Structure extraction from crystallography density data
(Guibas; Brunger, Russell)

The process of going from electron density data produced by the x-ray interference measurements to the protein structure in three-dimensional space is still labor intensive, and we are investigating geometric techniques to help automate it. By taking medial axes of isosurfaces of the density data and simplifying them, we can create an estimate of the protein backbone that is close to the actual backbone over much of the protein structure. Our computational experiments have confirmed the intuition that the medial axis of an isosurface extracted from an electron density map captures the essential characteristics of the geometry and the topology of the molecule. With ideal data, we get essentially perfect results.

When we apply our method to real density data, the results are of course more noisy. Indeed the medial axis of an object is quite sensitive to small perturbations on the surface of the object. A key problem we need to address is the simplification and clean up of the axis. This is important even with very good quality data, as the current method generates clearly oversamples the medial axis. We are also working to apply more biological knowledge to refine the polygonal chain which is our estimate of the backbone, as well as to extract more possible backbone locations from the medial axis. We are looking in addition at the persistence of backbone features across multiple isosurface levels in order to make our estimates more robust.

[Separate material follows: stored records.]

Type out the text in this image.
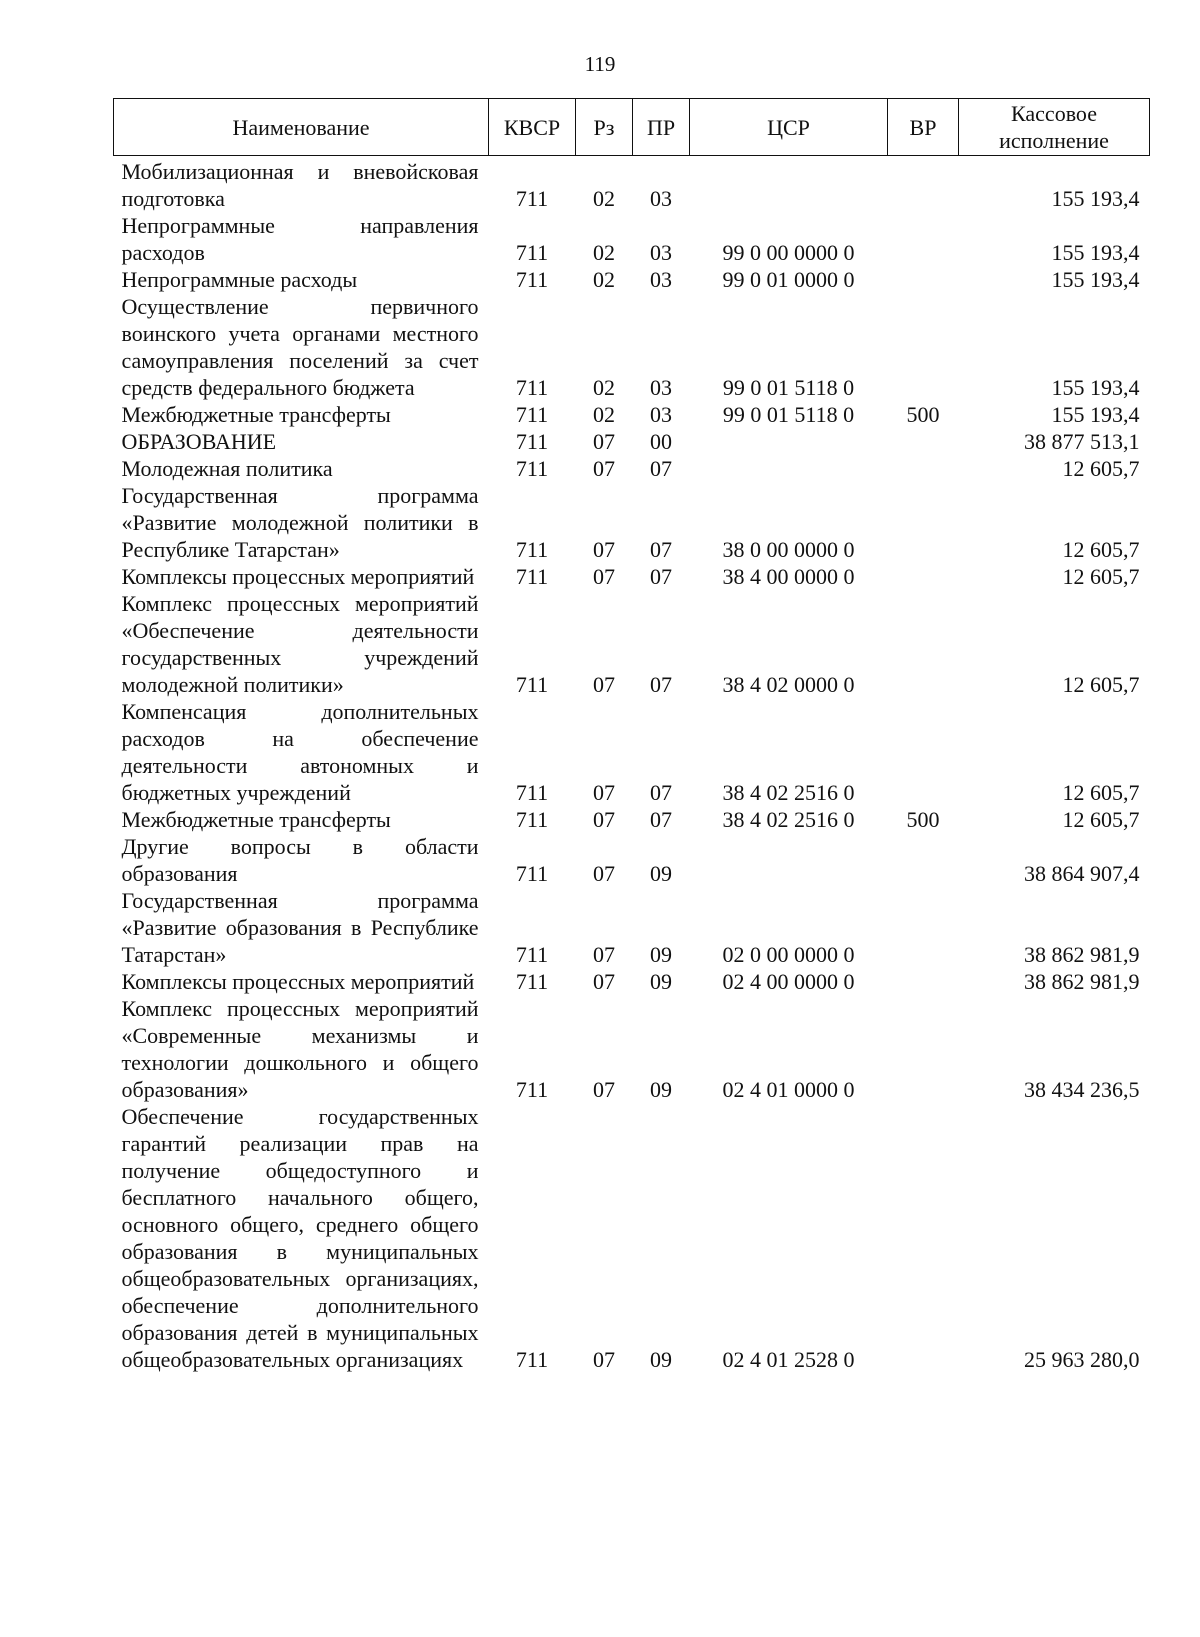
119
Наименование	КВСР	Рз	ПР	ЦСР	ВР	Кассовое исполнение
Мобилизационная и вневойсковая подготовка	711	02	03			155 193,4
Непрограммные направления расходов	711	02	03	99 0 00 0000 0		155 193,4
Непрограммные расходы	711	02	03	99 0 01 0000 0		155 193,4
Осуществление первичного воинского учета органами местного самоуправления поселений за счет средств федерального бюджета	711	02	03	99 0 01 5118 0		155 193,4
Межбюджетные трансферты	711	02	03	99 0 01 5118 0	500	155 193,4
ОБРАЗОВАНИЕ	711	07	00			38 877 513,1
Молодежная политика	711	07	07			12 605,7
Государственная программа «Развитие молодежной политики в Республике Татарстан»	711	07	07	38 0 00 0000 0		12 605,7
Комплексы процессных мероприятий	711	07	07	38 4 00 0000 0		12 605,7
Комплекс процессных мероприятий «Обеспечение деятельности государственных учреждений молодежной политики»	711	07	07	38 4 02 0000 0		12 605,7
Компенсация дополнительных расходов на обеспечение деятельности автономных и бюджетных учреждений	711	07	07	38 4 02 2516 0		12 605,7
Межбюджетные трансферты	711	07	07	38 4 02 2516 0	500	12 605,7
Другие вопросы в области образования	711	07	09			38 864 907,4
Государственная программа «Развитие образования в Республике Татарстан»	711	07	09	02 0 00 0000 0		38 862 981,9
Комплексы процессных мероприятий	711	07	09	02 4 00 0000 0		38 862 981,9
Комплекс процессных мероприятий «Современные механизмы и технологии дошкольного и общего образования»	711	07	09	02 4 01 0000 0		38 434 236,5
Обеспечение государственных гарантий реализации прав на получение общедоступного и бесплатного начального общего, основного общего, среднего общего образования в муниципальных общеобразовательных организациях, обеспечение дополнительного образования детей в муниципальных общеобразовательных организациях	711	07	09	02 4 01 2528 0		25 963 280,0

http://graphics.stanford.edu/projects/geometry/GeoBioITR/sec17_1.5.png

The figure above shows the medial axis of the 1.5 sigma isosurface of a fragment of the sec17 protein along with an estimate of the backbone. The medial axis, shown in pink, was computed using the cocone software. The backbone estimate, computed by finding the diametral path in the medial axis, is shown in yellow. The protein is primarily alpha-helices. Notice how the diametral estimate shortcuts along the alpha helix. We are planning on addressing the deficiency both by thinning the medial axis before estimating the backbone and by applying known protein backbone geometric constraints.

http://graphics.stanford.edu/projects/geometry/GeoBioITR/ideal_2_bbpc.png

The backbone estimate and sidechain locations extracted from artificially generated 2 angstrom data. The backbone estimate is shown in red. The green sidechains are weighted by importance. As can be seen, the paths with highest importance (lightest green) coincide with the actual sidechain locations.